Sebenarnya di dalam Undang-Undang APBN 2019, pemerintah pernah memberikan catatan khusus mengenai pengelolaan dana pensiun pada PT Asabri (Persero).

Di dalam catatan UU APBN 2019, pemerintah menyebut telah menyusun beberapa rencana terkait adanya potensi Unfunded Past Service Liability (UPSL) pada PT Asabri. Hal tersebut disampaikan langsung oleh Menteri Keuangan Sri Mulyani pada September 2020 lalu saat melaporkan mengenai RUU APBN 2019 di DPD.

UPSL adalah kewajiban masa lalu untuk Program Dana pensiun atau Tabungan Hari Tua Pegawai Negeri Sipil yang belum terpenuhi.

Dengan adanya program dapen yang belum terpenuhi oleh Asabri, maka pemerintah pun berencana untuk menyusun penyelesaian ketentuan dan standar terkait penyajian kewajiban jangka panjang program pensiun.

Salah satu strategi yang akan ditempuh pemerintah terhadap Asabri yakni untuk melakukan review dan penyesuaian atas penggunaan asumsi, serta metode perhitungan aktuaria serta menyempurnakan Kebijakan Akuntansi Pemerintah Pusat (KAPP) untuk pengungkapan nilai kewajiban jangka panjang pensiun.

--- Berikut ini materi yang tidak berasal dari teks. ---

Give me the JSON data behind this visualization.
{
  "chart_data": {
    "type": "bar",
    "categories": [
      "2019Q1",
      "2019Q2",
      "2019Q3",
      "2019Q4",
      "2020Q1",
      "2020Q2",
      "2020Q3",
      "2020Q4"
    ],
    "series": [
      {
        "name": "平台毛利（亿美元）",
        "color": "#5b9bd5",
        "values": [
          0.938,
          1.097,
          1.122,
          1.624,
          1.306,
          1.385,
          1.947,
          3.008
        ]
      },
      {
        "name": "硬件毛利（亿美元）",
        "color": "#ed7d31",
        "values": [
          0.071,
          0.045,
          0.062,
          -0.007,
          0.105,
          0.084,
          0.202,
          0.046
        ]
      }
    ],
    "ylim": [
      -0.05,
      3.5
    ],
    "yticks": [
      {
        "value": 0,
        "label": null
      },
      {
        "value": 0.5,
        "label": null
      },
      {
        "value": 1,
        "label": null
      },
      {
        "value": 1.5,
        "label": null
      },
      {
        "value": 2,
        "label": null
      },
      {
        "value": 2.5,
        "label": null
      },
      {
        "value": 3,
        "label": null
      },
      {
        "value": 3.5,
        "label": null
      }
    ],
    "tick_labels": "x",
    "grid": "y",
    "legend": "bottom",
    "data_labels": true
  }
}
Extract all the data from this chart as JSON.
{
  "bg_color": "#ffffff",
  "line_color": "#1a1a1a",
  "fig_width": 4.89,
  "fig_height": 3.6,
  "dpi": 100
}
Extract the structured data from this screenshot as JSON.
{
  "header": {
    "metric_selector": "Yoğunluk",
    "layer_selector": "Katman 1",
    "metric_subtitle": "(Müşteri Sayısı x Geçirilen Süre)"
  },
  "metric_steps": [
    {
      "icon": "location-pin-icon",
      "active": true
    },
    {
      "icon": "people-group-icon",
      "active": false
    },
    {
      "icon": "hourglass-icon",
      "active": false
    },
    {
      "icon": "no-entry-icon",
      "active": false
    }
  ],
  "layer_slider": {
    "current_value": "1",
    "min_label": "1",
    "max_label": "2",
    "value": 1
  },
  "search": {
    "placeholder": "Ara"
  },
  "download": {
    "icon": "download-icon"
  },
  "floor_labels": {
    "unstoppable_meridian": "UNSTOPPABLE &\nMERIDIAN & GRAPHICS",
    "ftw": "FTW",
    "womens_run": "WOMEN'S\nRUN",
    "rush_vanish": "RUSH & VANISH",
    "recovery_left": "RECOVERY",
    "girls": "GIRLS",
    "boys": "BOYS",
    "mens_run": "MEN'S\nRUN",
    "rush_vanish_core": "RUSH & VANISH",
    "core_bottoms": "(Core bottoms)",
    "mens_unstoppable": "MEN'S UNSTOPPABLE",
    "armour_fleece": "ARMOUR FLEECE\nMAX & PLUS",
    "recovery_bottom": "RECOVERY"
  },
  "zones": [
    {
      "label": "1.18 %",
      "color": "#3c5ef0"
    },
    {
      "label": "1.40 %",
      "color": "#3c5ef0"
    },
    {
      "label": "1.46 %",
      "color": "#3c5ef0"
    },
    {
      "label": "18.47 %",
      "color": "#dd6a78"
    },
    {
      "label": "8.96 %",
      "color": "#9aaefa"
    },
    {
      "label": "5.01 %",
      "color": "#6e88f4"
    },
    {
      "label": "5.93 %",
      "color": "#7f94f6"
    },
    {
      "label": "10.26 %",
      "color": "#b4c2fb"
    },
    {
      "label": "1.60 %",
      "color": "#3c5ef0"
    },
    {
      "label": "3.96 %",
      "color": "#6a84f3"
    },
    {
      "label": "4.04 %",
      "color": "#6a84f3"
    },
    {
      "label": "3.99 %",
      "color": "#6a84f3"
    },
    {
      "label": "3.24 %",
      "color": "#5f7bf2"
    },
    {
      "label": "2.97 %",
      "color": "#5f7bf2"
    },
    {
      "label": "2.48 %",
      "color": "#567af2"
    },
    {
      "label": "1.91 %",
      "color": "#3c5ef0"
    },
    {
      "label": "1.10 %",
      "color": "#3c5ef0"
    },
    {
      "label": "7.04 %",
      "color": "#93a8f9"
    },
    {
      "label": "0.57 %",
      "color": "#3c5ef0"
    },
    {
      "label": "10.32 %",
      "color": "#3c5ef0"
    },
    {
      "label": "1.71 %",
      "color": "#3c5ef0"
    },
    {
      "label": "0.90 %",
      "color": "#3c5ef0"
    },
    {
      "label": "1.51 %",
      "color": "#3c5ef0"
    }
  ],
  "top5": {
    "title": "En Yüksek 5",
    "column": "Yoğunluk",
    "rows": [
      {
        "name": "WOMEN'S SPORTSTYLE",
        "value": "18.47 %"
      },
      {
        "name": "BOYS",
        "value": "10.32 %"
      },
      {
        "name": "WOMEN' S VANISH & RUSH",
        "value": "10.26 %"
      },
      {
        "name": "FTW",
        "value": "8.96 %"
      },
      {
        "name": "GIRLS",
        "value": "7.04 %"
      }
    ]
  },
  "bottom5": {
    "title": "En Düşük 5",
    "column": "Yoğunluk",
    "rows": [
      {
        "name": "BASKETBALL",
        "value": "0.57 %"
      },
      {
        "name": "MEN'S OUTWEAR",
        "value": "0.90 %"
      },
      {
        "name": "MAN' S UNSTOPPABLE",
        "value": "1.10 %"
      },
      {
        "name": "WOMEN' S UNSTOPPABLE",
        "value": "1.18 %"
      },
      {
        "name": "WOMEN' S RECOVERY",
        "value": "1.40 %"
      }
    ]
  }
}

Sri Mulyani juga memberi catatan kepada PT Asuransi Jiwasraya (Persero). Di mana kata Sri Mulyani, pemerintah telah meminta Asabri dan Jiwasraya untuk melakukan pemeriksaan laporan keuangan 2020 sehingga dapat mendukung penyajian investasi permanen pada LKPP tahun 2020 secara andal.

Badan Pemeriksa Keuangan (BPK) juga telah melaporkan hasil pemeriksaan atas laporan keuangan pemerintah pusat tahun 2019. Dalam laporan keuangan BUMN per 31 Desember 2019, ada 10 dari 99 BUMN berekuitas negatif. Sehingga pencatatan PMN sebesar Rp 0.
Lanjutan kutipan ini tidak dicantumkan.